U.S. uses Cuban 5 as hostage to anti-Cuba policy
By Cheryl LaBash
Sep 22, 2011
On Sept. 16, Judge Joan Lenard refused to allow René González, one
of the five Cuban heroes unjustly held in U.S. prisons, to return to Cuba and
his family when he is released on Oct. 7.
Only the day before, the former New Mexico governor, Bill Richardson,
complained that Cuba did not allow him to visit convicted U.S.
agent Alan Gross serving a 15-year sentence for distributing satellite phones.
Gross worked for a U.S. government-funded program intended to undermine Cuban
sovereignty and independence.
According to the New York Times, Richardson on his unofficial
“humanitarian” visit carried with him a purported offer from the
U.S. State Dept. which including repatriating González when he is
released. A second part was to promote “a process for removing Cuba from
the list of states sponsoring terrorism.”
These offers could only be viewed as a slap in the face of the Cuban people
and government. In addition, they were a test of whether the current changes
proposed at the Sixth Congress of the Cuban Communist Party meant Cuba’s
commitment to self-determination and socialism had weakened. They
haven’t.
On Sept. 13, President Barack Obama extended the merciless blockade of Cuba
for another year. In the United Nations, meanwhile, on Oct. 25 for the 20th
consecutive time the General Assembly is expected to vote to condemn this
unilateral act of war by the U.S. against its small but determined island
neighbor.
In 2010, 187 countries voted to remove the blockade. Only the U.S. and
Israel supported the blockade, with the Marshall Islands, Palau and Micronesia
abstaining.
The Cuban Five — González, with Gerardo Hernández,
Antonio Guerrero, Ramón Labañino and Fernando González —
had, during the 1990s, monitored the activities of extremist groups in Miami
that were carrying out terrorist attacks against Cuba’s civilian
population from their safe havens in southern Florida. For daring to defend
Cuba against terrorism, the Five are serving harsh prison terms —
including Gerardo Hernández’s double-life plus 15 years
sentence.
Earlier in the case, a three-judge appeals panel called the Miami venue of
the trial “a perfect storm of prejudice” against the Five.
Requiring René González to serve three years of parole in Miami puts
him in harm’s way near the paramilitaries he came to the U.S. to
monitor.
It also extends another injustice. Olga Salanueva, González’s
spouse, is banned from entering the U.S. to visit him.

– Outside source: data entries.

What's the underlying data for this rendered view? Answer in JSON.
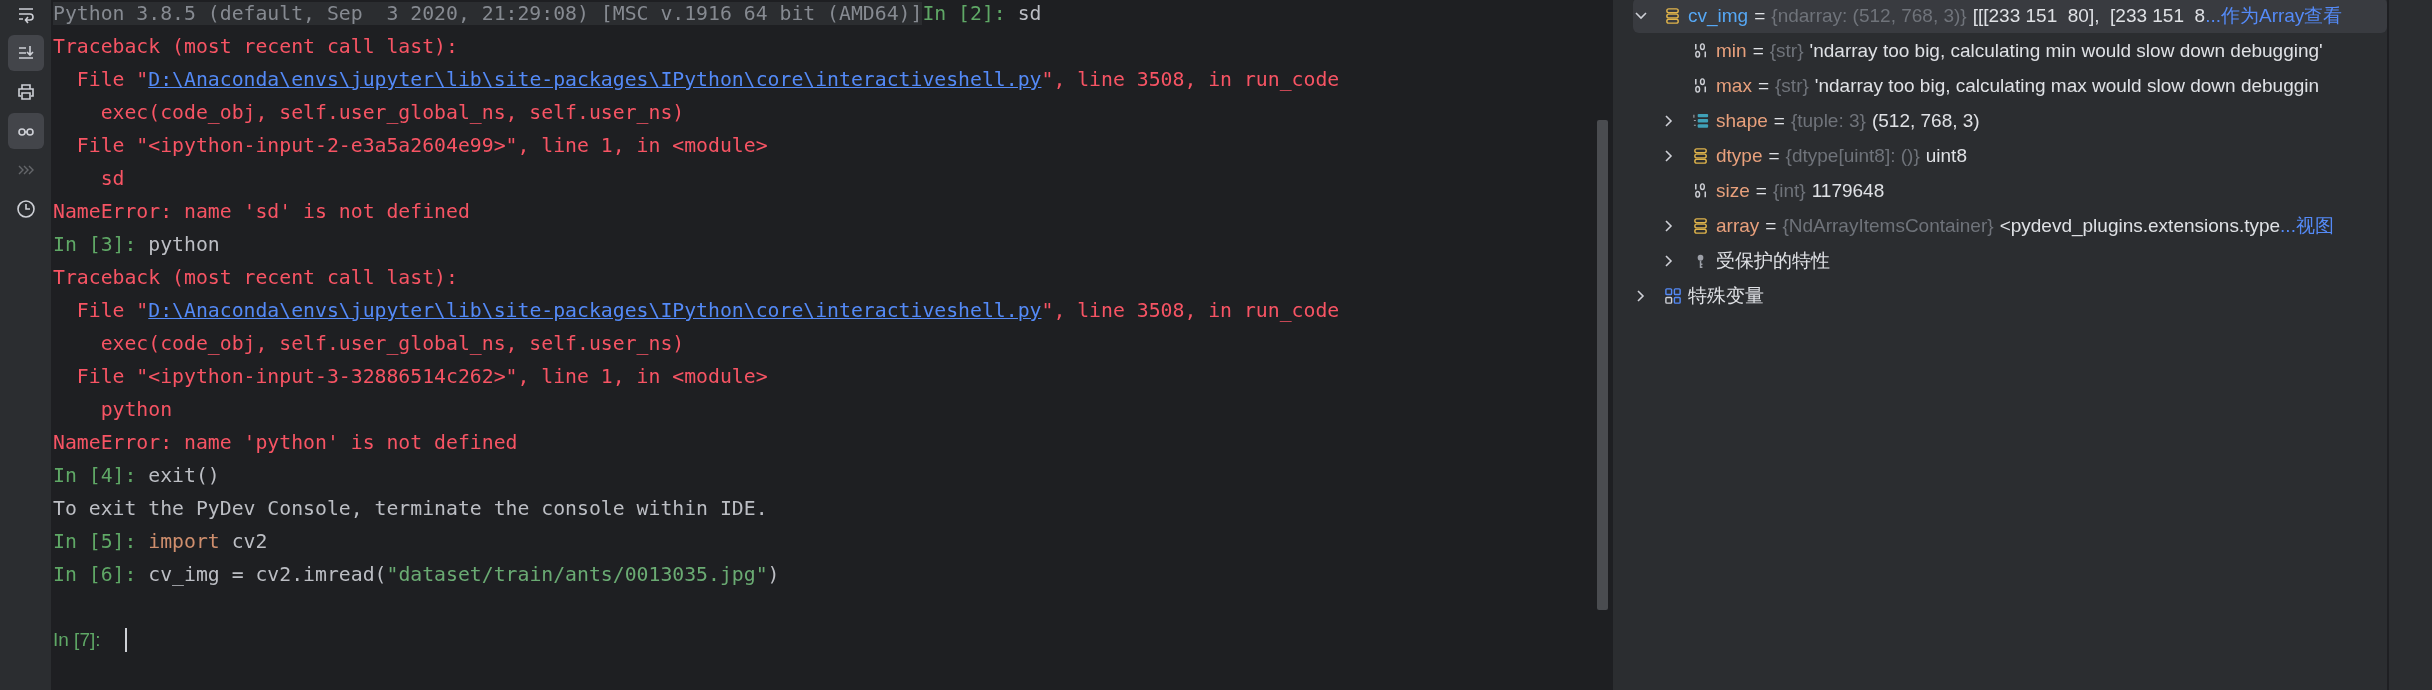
{
  "toolbar": [
    {
      "kind": "wrap",
      "selected": false,
      "disabled": false
    },
    {
      "kind": "scroll-end",
      "selected": true,
      "disabled": false
    },
    {
      "kind": "print",
      "selected": false,
      "disabled": false
    },
    {
      "kind": "glasses",
      "selected": true,
      "disabled": false
    },
    {
      "kind": "more",
      "selected": false,
      "disabled": true
    },
    {
      "kind": "history",
      "selected": false,
      "disabled": false
    }
  ],
  "console": {
    "lines": [
      {
        "segments": [
          {
            "kind": "banner",
            "text": "Python 3.8.5 (default, Sep  3 2020, 21:29:08) [MSC v.1916 64 bit (AMD64)]"
          },
          {
            "kind": "prompt",
            "text": "In [2]: "
          },
          {
            "kind": "input",
            "text": "sd"
          }
        ]
      },
      {
        "segments": [
          {
            "kind": "error",
            "text": "Traceback (most recent call last):"
          }
        ]
      },
      {
        "segments": [
          {
            "kind": "error",
            "text": "  File \""
          },
          {
            "kind": "link",
            "text": "D:\\Anaconda\\envs\\jupyter\\lib\\site-packages\\IPython\\core\\interactiveshell.py"
          },
          {
            "kind": "error",
            "text": "\", line 3508, in run_code"
          }
        ]
      },
      {
        "segments": [
          {
            "kind": "error",
            "text": "    exec(code_obj, self.user_global_ns, self.user_ns)"
          }
        ]
      },
      {
        "segments": [
          {
            "kind": "error",
            "text": "  File \"<ipython-input-2-e3a5a2604e99>\", line 1, in <module>"
          }
        ]
      },
      {
        "segments": [
          {
            "kind": "error",
            "text": "    sd"
          }
        ]
      },
      {
        "segments": [
          {
            "kind": "error",
            "text": "NameError: name 'sd' is not defined"
          }
        ]
      },
      {
        "segments": [
          {
            "kind": "prompt",
            "text": "In [3]: "
          },
          {
            "kind": "input",
            "text": "python"
          }
        ]
      },
      {
        "segments": [
          {
            "kind": "error",
            "text": "Traceback (most recent call last):"
          }
        ]
      },
      {
        "segments": [
          {
            "kind": "error",
            "text": "  File \""
          },
          {
            "kind": "link",
            "text": "D:\\Anaconda\\envs\\jupyter\\lib\\site-packages\\IPython\\core\\interactiveshell.py"
          },
          {
            "kind": "error",
            "text": "\", line 3508, in run_code"
          }
        ]
      },
      {
        "segments": [
          {
            "kind": "error",
            "text": "    exec(code_obj, self.user_global_ns, self.user_ns)"
          }
        ]
      },
      {
        "segments": [
          {
            "kind": "error",
            "text": "  File \"<ipython-input-3-32886514c262>\", line 1, in <module>"
          }
        ]
      },
      {
        "segments": [
          {
            "kind": "error",
            "text": "    python"
          }
        ]
      },
      {
        "segments": [
          {
            "kind": "error",
            "text": "NameError: name 'python' is not defined"
          }
        ]
      },
      {
        "segments": [
          {
            "kind": "prompt",
            "text": "In [4]: "
          },
          {
            "kind": "input",
            "text": "exit()"
          }
        ]
      },
      {
        "segments": [
          {
            "kind": "output",
            "text": "To exit the PyDev Console, terminate the console within IDE."
          }
        ]
      },
      {
        "segments": [
          {
            "kind": "prompt",
            "text": "In [5]: "
          },
          {
            "kind": "keyword",
            "text": "import"
          },
          {
            "kind": "input",
            "text": " cv2"
          }
        ]
      },
      {
        "segments": [
          {
            "kind": "prompt",
            "text": "In [6]: "
          },
          {
            "kind": "input",
            "text": "cv_img = cv2.imread("
          },
          {
            "kind": "string",
            "text": "\"dataset/train/ants/0013035.jpg\""
          },
          {
            "kind": "input",
            "text": ")"
          }
        ]
      }
    ],
    "prompt": "In [7]:"
  },
  "variables": {
    "items": [
      {
        "kind": "array",
        "name": "cv_img",
        "sign": "=",
        "type": "{ndarray: (512, 768, 3)}",
        "value": "[[[233 151  80],  [233 151  8",
        "link": "...作为Array查看",
        "expanded": true,
        "selected": true,
        "children": [
          {
            "kind": "number",
            "name": "min",
            "sign": "=",
            "type": "{str}",
            "value": "'ndarray too big, calculating min would slow down debugging'",
            "selected": false
          },
          {
            "kind": "number",
            "name": "max",
            "sign": "=",
            "type": "{str}",
            "value": "'ndarray too big, calculating max would slow down debuggin",
            "selected": false
          },
          {
            "kind": "tuple",
            "name": "shape",
            "sign": "=",
            "type": "{tuple: 3}",
            "value": "(512, 768, 3)",
            "expanded": false,
            "selected": false
          },
          {
            "kind": "array",
            "name": "dtype",
            "sign": "=",
            "type": "{dtype[uint8]: ()}",
            "value": "uint8",
            "expanded": false,
            "selected": false
          },
          {
            "kind": "number",
            "name": "size",
            "sign": "=",
            "type": "{int}",
            "value": "1179648",
            "selected": false
          },
          {
            "kind": "array",
            "name": "array",
            "sign": "=",
            "type": "{NdArrayItemsContainer}",
            "value": "<pydevd_plugins.extensions.type",
            "link": "...视图",
            "expanded": false,
            "selected": false
          },
          {
            "kind": "protected",
            "name": "受保护的特性",
            "expanded": false,
            "selected": false
          }
        ]
      },
      {
        "kind": "special",
        "name": "特殊变量",
        "expanded": false,
        "selected": false
      }
    ]
  }
}
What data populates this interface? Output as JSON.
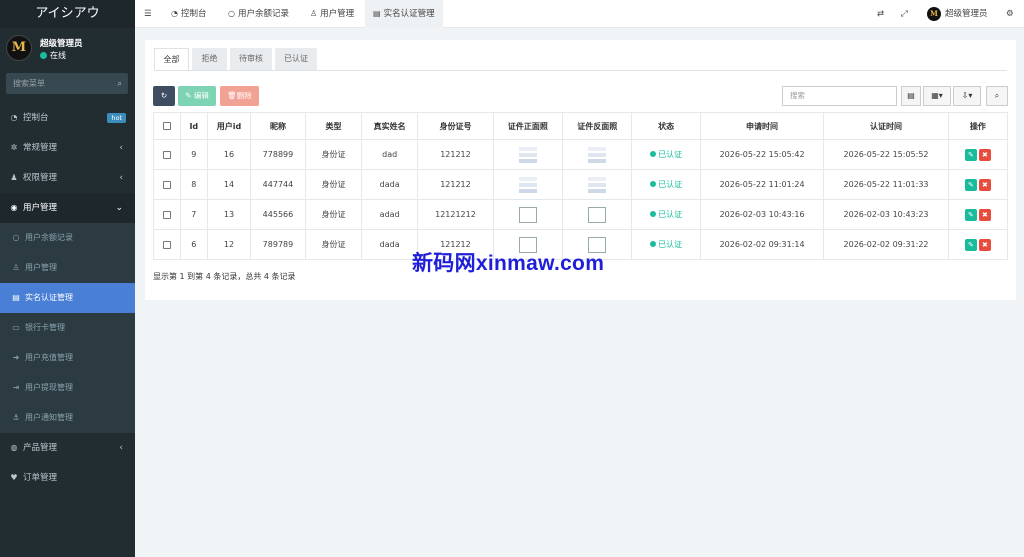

Gerardo
Hernández’s spouse, Adriana Pérez, has not been granted a U.S.
visa to visit him at the prison in Victorville, Calif.
The actions of Judge Lenard and Bill Richardson virtually admit that the
Cuban Five are held hostage by the U.S. government for use as yet another
battering ram against Cuba’s right to determine its own path and destiny.
It is the responsibility of U.S. residents to make the pressure to free the
Cuban Five and end the blockade of Cuba irresistible.